Foreign donations suggest fostering homophobia or transphobia?

CNN in its report also spoke to some of these foreign donors to enquire how that monies were still being sent to churches in countries that were homophobic.

This was despite its indication that these foreign donations cannot be said to be used for funding anti-LGBTQ activities but generally for developmental purposes.

“There is no indication the funding identified went to any explicitly anti-LGBTQI+ activities,” the CNN report said.

While some of these donors indicated that support had been stopped in that regard, some others said the funding was done under now-outdated guidelines.

Italy's Ministry of Foreign Affairs and International Cooperation for instance, told CNN it "is not responsible for the use of these [identified] funds," saying they go directly from people's taxes to different religious organizations that distribute the money for development work.

Ghana and the LGBTQ+ Bill:

Ghana is currently working on a proposed bill - Promotion of Proper Human Sexual Rights and Ghanaian Family Values Bill proposed to introduce restrictions on LGBT+ activities in the country.

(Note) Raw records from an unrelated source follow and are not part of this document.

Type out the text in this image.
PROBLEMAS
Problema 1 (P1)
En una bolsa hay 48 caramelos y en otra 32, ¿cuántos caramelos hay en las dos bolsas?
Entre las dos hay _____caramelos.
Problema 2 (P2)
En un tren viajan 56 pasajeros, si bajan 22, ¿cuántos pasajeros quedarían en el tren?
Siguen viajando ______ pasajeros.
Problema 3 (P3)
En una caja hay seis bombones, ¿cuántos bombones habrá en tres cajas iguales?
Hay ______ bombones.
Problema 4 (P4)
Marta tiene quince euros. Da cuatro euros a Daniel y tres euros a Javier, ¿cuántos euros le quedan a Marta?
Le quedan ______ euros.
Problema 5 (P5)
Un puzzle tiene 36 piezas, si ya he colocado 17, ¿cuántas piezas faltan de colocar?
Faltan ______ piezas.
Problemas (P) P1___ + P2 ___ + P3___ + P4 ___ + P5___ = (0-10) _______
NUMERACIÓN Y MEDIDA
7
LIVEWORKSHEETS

The Bill was proposed by some 8 Members of Parliament - Sam Nartey George, Della Sowah, Emmanuel Kwasi Bedzrah, Alhassan Suhuyini, Rita Naa Odoley Sowah, Helen Ntoso, Rockson-Nelson Dafeamekpor, John Ntim Fordjour in June 2021.

On 2 August 2021, the bill passed its first reading in the Ghanaian Parliament, being referred to the Committee on Constitutional, Legal and Parliamentary Affairs for assessment.